At the same time, the RPG-style has it’s merits in that it gives you experience points from matches and training to level up your character so you can craft them into the type of player you want. The doubles partner that you spend the majority of the Power Tour with gets their own level and attributes, so the strengths and weaknesses can be focused on individually -- which might actually be the best thing that Power Tour does.
The matches themselves are good, but still present a couple things that are disappointing, the first being switching sides. While I understand side switching is necessary in real tennis matches, I don’t know why Camelot felt like they needed to put players on the far side of the court. Why there was no option to always keep the camera on your team’s side is something I’ll never know. The second issue I had is the doubles partner not performing smartly when the Power Shot was usable. More often than not on offensive Power Shots, they were shot toward an opponent, rather than away to score, which let the opponent easily volley it back. Defensive Power Shots make it capable of saving an out-of-reach shot, but it seemed about 90% of the time the partner’s Power Shot did not even trigger when the opportunity arose, letting the opponents score more easily.

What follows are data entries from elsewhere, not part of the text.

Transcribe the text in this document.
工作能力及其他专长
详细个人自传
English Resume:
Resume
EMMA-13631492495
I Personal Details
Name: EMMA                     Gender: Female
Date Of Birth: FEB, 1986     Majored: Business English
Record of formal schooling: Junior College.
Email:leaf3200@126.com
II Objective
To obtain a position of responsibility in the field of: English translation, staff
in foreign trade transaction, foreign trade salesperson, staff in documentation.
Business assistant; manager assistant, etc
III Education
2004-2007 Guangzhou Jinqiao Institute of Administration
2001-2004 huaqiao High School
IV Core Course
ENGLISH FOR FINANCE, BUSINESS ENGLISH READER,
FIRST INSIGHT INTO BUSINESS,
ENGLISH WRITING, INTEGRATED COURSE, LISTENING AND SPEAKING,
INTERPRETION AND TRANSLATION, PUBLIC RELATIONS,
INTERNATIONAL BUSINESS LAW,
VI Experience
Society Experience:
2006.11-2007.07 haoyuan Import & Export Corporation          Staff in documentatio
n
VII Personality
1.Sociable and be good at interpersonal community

I don’t want to knock too hard on the game as it is indeed still a solid game, but this seems to be one of the weaker titles in the Mario Tennis series. While being a bit more bland than I’d like, the matches were still fun, and the music kept me good company as I meandered the academy and island. The unlockable mini games offered a nice change of pace, and Exhibition mode made up for some of what the Power Tour lacked since it let you pick actual Nintendo characters as well as your own rules and court. In my mind, Mario Tennis: Power Tour is a nice tennis fix for the Wii U, but is only just good, and inferior to the series’ other console titles.